In my limited experience ChessHero has three things going for it:-

(a) Quite a simple and easy to use application.
(b) Produces daily graphs of performance - as you always have to top-up learning know when to do so is important.
(c) Quality presentation, i.e. looks neat.

One drawback is that you have manually edit the PGNs produced by LiChess - this is often the case with PGNs produced by platforms.
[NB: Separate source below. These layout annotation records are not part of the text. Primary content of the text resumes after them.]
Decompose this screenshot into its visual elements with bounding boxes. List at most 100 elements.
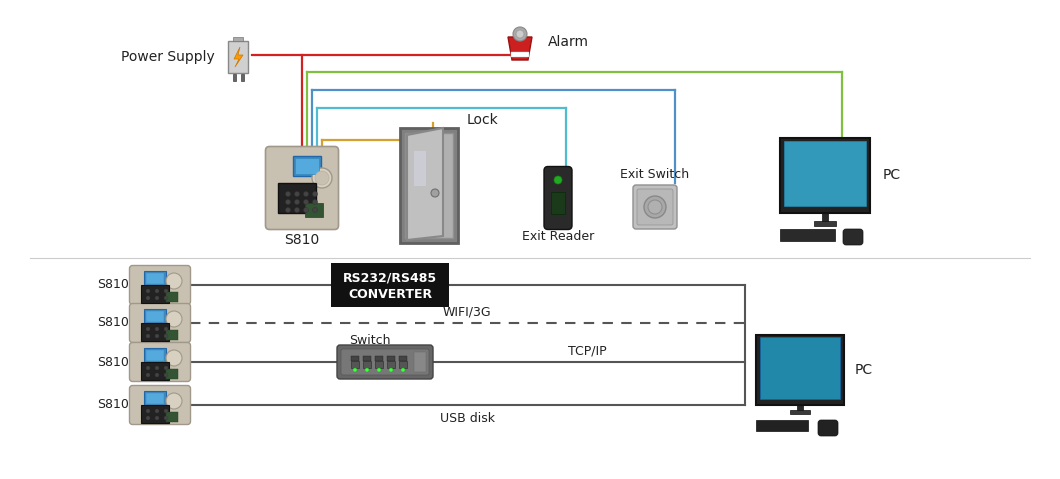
Circle shape bbox=[164, 373, 167, 377]
Text: S810: S810 bbox=[98, 317, 129, 330]
Bar bbox=[232, 73, 235, 80]
Bar bbox=[822, 207, 828, 223]
Bar bbox=[331, 263, 449, 307]
Bar bbox=[166, 330, 178, 340]
Circle shape bbox=[155, 296, 159, 300]
Bar bbox=[405, 133, 453, 238]
FancyBboxPatch shape bbox=[129, 265, 191, 305]
Bar bbox=[144, 308, 166, 323]
Bar bbox=[414, 150, 426, 185]
Bar bbox=[780, 137, 870, 213]
FancyBboxPatch shape bbox=[843, 229, 863, 245]
Circle shape bbox=[285, 192, 290, 196]
Circle shape bbox=[155, 289, 159, 293]
Text: Lock: Lock bbox=[467, 113, 499, 127]
Circle shape bbox=[313, 207, 318, 213]
Circle shape bbox=[295, 192, 300, 196]
Circle shape bbox=[166, 350, 182, 366]
Polygon shape bbox=[407, 128, 443, 240]
Polygon shape bbox=[508, 37, 532, 60]
Bar bbox=[146, 310, 164, 321]
Bar bbox=[790, 410, 810, 414]
Text: WIFI/3G: WIFI/3G bbox=[443, 306, 492, 319]
Circle shape bbox=[389, 368, 393, 372]
Circle shape bbox=[155, 327, 159, 331]
Bar bbox=[233, 37, 243, 41]
Bar bbox=[797, 399, 803, 411]
Text: Exit Reader: Exit Reader bbox=[522, 229, 594, 242]
Circle shape bbox=[313, 192, 318, 196]
Circle shape bbox=[516, 30, 524, 38]
Circle shape bbox=[377, 368, 381, 372]
Bar bbox=[814, 220, 836, 226]
Bar bbox=[784, 140, 866, 205]
Bar bbox=[141, 323, 169, 341]
Text: USB disk: USB disk bbox=[440, 411, 495, 424]
Bar bbox=[779, 229, 834, 241]
Bar bbox=[414, 352, 426, 372]
Bar bbox=[756, 335, 844, 405]
Bar bbox=[228, 41, 248, 73]
Circle shape bbox=[146, 373, 151, 377]
FancyBboxPatch shape bbox=[129, 304, 191, 342]
Bar bbox=[756, 420, 808, 431]
Bar bbox=[363, 355, 371, 361]
Text: S810: S810 bbox=[98, 355, 129, 368]
Circle shape bbox=[401, 368, 405, 372]
Text: S810: S810 bbox=[98, 399, 129, 411]
Bar bbox=[141, 362, 169, 380]
Circle shape bbox=[303, 207, 308, 213]
Circle shape bbox=[353, 368, 357, 372]
Bar bbox=[141, 405, 169, 423]
Circle shape bbox=[164, 409, 167, 413]
Bar bbox=[278, 183, 316, 213]
Circle shape bbox=[365, 368, 369, 372]
FancyBboxPatch shape bbox=[129, 342, 191, 381]
Circle shape bbox=[146, 334, 151, 338]
FancyBboxPatch shape bbox=[544, 167, 572, 229]
Circle shape bbox=[164, 334, 167, 338]
Bar bbox=[375, 355, 383, 361]
Bar bbox=[387, 355, 395, 361]
Bar bbox=[146, 273, 164, 284]
Text: RS232/RS485: RS232/RS485 bbox=[343, 272, 437, 285]
Circle shape bbox=[285, 207, 290, 213]
Circle shape bbox=[285, 199, 290, 205]
Circle shape bbox=[295, 207, 300, 213]
Bar bbox=[351, 355, 359, 361]
Bar bbox=[375, 361, 383, 367]
Circle shape bbox=[164, 327, 167, 331]
Bar bbox=[399, 361, 407, 367]
Circle shape bbox=[146, 416, 151, 420]
Circle shape bbox=[155, 416, 159, 420]
Bar bbox=[551, 192, 565, 214]
Circle shape bbox=[313, 199, 318, 205]
Bar bbox=[363, 361, 371, 367]
FancyBboxPatch shape bbox=[818, 420, 838, 436]
Bar bbox=[166, 412, 178, 422]
Bar bbox=[146, 350, 164, 361]
Circle shape bbox=[146, 327, 151, 331]
Circle shape bbox=[164, 416, 167, 420]
Polygon shape bbox=[234, 47, 243, 67]
Bar bbox=[146, 392, 164, 403]
Bar bbox=[760, 337, 840, 399]
Circle shape bbox=[166, 311, 182, 327]
FancyBboxPatch shape bbox=[637, 189, 673, 225]
Text: S810: S810 bbox=[98, 278, 129, 292]
Circle shape bbox=[155, 409, 159, 413]
Circle shape bbox=[513, 27, 527, 41]
Circle shape bbox=[431, 189, 439, 197]
Bar bbox=[400, 128, 458, 243]
Circle shape bbox=[648, 200, 662, 214]
Circle shape bbox=[303, 199, 308, 205]
Circle shape bbox=[155, 334, 159, 338]
FancyBboxPatch shape bbox=[337, 345, 432, 379]
Circle shape bbox=[146, 296, 151, 300]
Bar bbox=[387, 361, 395, 367]
Bar bbox=[144, 347, 166, 363]
FancyBboxPatch shape bbox=[265, 147, 338, 229]
Text: Exit Switch: Exit Switch bbox=[620, 169, 690, 182]
Circle shape bbox=[146, 366, 151, 370]
Text: Power Supply: Power Supply bbox=[121, 50, 215, 64]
For ChessHero you have to add '[SetUp "1"] ' to the header section on a separate line and remove the "[Variant...]" and "[Annotator...]" lines. if the former is missing you will get a message saying it can't find anything in the file, with the latter then application will just bomb out if it attempts to read the file. All sounds a bit complicated by really is a mindless drag. The application comes with plenty of PGN examples to try out before committing any effort.

LucasChess is a much bigger and more powerful application and will do repertoires training as well. It's a free PC application but is a bit more complicated to set-up as it is centred around the creation of user databases rather than simple PGN files. Note, you can feed the same repertoire PGNs files as in ChessHero without any tiresome modifications.
Thanks for the information guys! For now I will use LiStudy: simple, imports studies from lichess, test random variants.